Les agences de renseignement sont soumises à des directives sur le traitement et la destruction des données des Américains. Ces directives et les lois régissant les activités de renseignement ont évolué au fil du temps en réponse à des révélations antérieures sur l'espionnage national.
Le FBI a espionné le mouvement des droits civiques aux États-Unis et enregistré secrètement les conversations du Dr Martin Luther King. La CIA, dans le cadre de ce qu'on a appelé l'opération Chaos, a cherché à savoir si le mouvement d'opposition à la guerre du Vietnam avait des liens avec des pays étrangers.

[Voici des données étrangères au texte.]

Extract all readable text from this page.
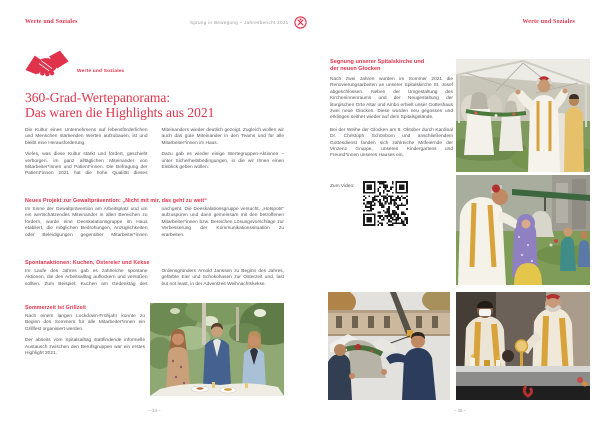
Werte und Soziales	Sprung in Bewegung – Jahresbericht 2021	Werte und Soziales
Werte und Soziales
360-Grad-Wertepanorama:
Das waren die Highlights aus 2021

Die Kultur eines Unternehmens auf lebensförderlichen und Menschen stärkenden Werten aufzubauen, ist und bleibt eine Herausforderung.

Vieles, was diese Kultur stärkt und fördert, geschieht verborgen, im ganz alltäglichen Miteinander von Mitarbeiter*innen und Patient*innen. Die Befragung der Patient*innen 2021 hat die hohe Qualität dieses Miteinanders wieder deutlich gezeigt. Zugleich wollen wir auch das gute Miteinander in den Teams und für alle Mitarbeiter*innen im Haus.

Dazu gab es wieder einige Wertegruppen-Aktionen – unter Sicherheitsbedingungen, in die wir Ihnen einen Einblick geben wollen.

Neues Projekt zur Gewaltprävention: „Nicht mit mir, das geht zu weit“
Im Sinne der Gewaltprävention am Arbeitsplatz und um ein wertschätzendes Miteinander in allen Bereichen zu fördern, wurde eine Deeskalationsgruppe im Haus etabliert, die möglichen Bedrohungen, Anzüglichkeiten oder Beleidigungen gegenüber Mitarbeiter*innen nachgeht. Die Deeskalationsgruppe versucht, „Hotspots“ aufzuspüren und dann gemeinsam mit den betroffenen Mitarbeiter*innen bzw. Bereichen Lösungsvorschläge zur Verbesserung der Kommunikationssituation zu erarbeiten.
Spontanaktionen: Kuchen, Ostereier und Kekse
Im Laufe des Jahres gab es zahlreiche spontane Aktionen, die den Arbeitsalltag auflockern und versüßen sollten. Zum Beispiel: Kuchen am Gedenktag des Ordensgründers Arnold Janssen zu Beginn des Jahres, gefärbte Eier und Schokohasen zur Osterzeit und, last but not least, in der Adventzeit Weihnachtskekse.
Sommerzeit ist Grillzeit

Nach einem langen Lockdown-Frühjahr konnte zu Beginn des Sommers für alle Mitarbeiter*innen ein Grillfest organisiert werden.

Der abseits vom Spitalsalltag stattfindende informelle Austausch zwischen den Berufsgruppen war ein erstes Highlight 2021.

– 34 –
Segnung unserer Spitalskirche und
der neuen Glocken

Nach zwei Jahren wurden im Sommer 2021 die Renovierungsarbeiten an unserer Spitalskirche St. Josef abgeschlossen. Neben der Umgestaltung des Kircheninnenraums und der Neugestaltung der liturgischen Orte Altar und Ambo erhielt unser Gotteshaus zwei neue Glocken. Diese wurden neu gegossen und erklingen seither wieder auf dem Spitalsgelände.

Bei der Weihe der Glocken am 8. Oktober durch Kardinal Dr. Christoph Schönborn und anschließendem Gottesdienst fanden sich zahlreiche Mitfeiernde der Vinzenz Gruppe, unseres Kindergartens und Freund*innen unseres Hauses ein.

Zum Video:
– 35 –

"Ces rapports soulèvent de sérieuses questions sur le type d'informations que la CIA aspire en masse et sur la manière dont elle les exploite pour espionner les Américains", a déclaré Patrick Toomey, avocat de l'American Civil Liberties Union, dans un communiqué. "La CIA mène ces activités de surveillance à grande échelle sans l'approbation d'un tribunal, et avec peu, voire aucune, des garanties imposées par le Congrès."